The personal Data Protection office is still silent about their investigations into this data breach, one year after they were informed. It’s both a mixture of lack of resources and incompetence on the part of the Personal Data Protection Office. If the data protection office can’t force Uganda Securities Exchange to safe guard our personal data, can it protect us against American big tech companies that collect more information about us?

Many big data companies have data analytics tools for the sole purpose of building one of the largest data bases. For instance, Cambridge Analytica before 2015, was harvesting data off of Facebook, which at the time was very easy to do. Facebook had started a program in 2010, where a developer could pay for access to any of the data for Facebook users. Many off-shore big tech companies are still employing these strategies.

For those who don’t know, data is a multi-trillion Dollar industry. Data is the world’s most valuable asset now.

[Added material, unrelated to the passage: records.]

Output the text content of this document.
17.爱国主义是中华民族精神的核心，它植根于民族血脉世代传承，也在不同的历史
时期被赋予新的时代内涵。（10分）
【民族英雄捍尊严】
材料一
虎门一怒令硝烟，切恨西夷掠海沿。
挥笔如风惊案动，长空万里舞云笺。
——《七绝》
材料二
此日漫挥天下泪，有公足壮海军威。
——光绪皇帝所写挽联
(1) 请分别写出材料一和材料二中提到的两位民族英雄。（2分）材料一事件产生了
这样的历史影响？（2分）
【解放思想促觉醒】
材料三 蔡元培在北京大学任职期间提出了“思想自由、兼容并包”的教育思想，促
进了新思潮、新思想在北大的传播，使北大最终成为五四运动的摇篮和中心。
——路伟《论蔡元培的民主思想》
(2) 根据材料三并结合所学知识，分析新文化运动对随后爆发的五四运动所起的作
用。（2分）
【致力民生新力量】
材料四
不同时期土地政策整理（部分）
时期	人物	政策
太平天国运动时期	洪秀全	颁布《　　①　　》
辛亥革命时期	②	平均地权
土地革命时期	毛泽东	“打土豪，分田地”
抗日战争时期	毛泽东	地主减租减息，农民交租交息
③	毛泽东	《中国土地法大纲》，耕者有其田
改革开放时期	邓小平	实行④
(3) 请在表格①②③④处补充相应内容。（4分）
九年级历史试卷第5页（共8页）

It runs all decision making, all user experience and communication for every organization.

Your data is important; it has contributed to one of the world’s biggest industries. In 2017, it surpassed oil and gas in value. Yet this entire time you have been producing data on digital devices, before the passing of this new data protection law, you never had any rights to it.

In this new 3rd industrial revolution, characterized by so much data miming, if you are not well educated and you are using these devices, you are being taken advantage of. 7 of the 10 most valuable companies in the world are big data companies.

None of the 54 African counties can individually force global big tech companies to respect data protection laws. We have no leverage. Africa contributes less than 1% to Facebook’s global revenues. If we raise complaints, they will simply disregard them.
This is the solution. We need an East African regional data protection agency that can go against big tech. We a can have bigger leverage with numbers. It’s sad that only 1 East African country is a signatory to the African Union Convention on Cyber Security and Personal Data Protection. We should take data protection issues more seriously than this.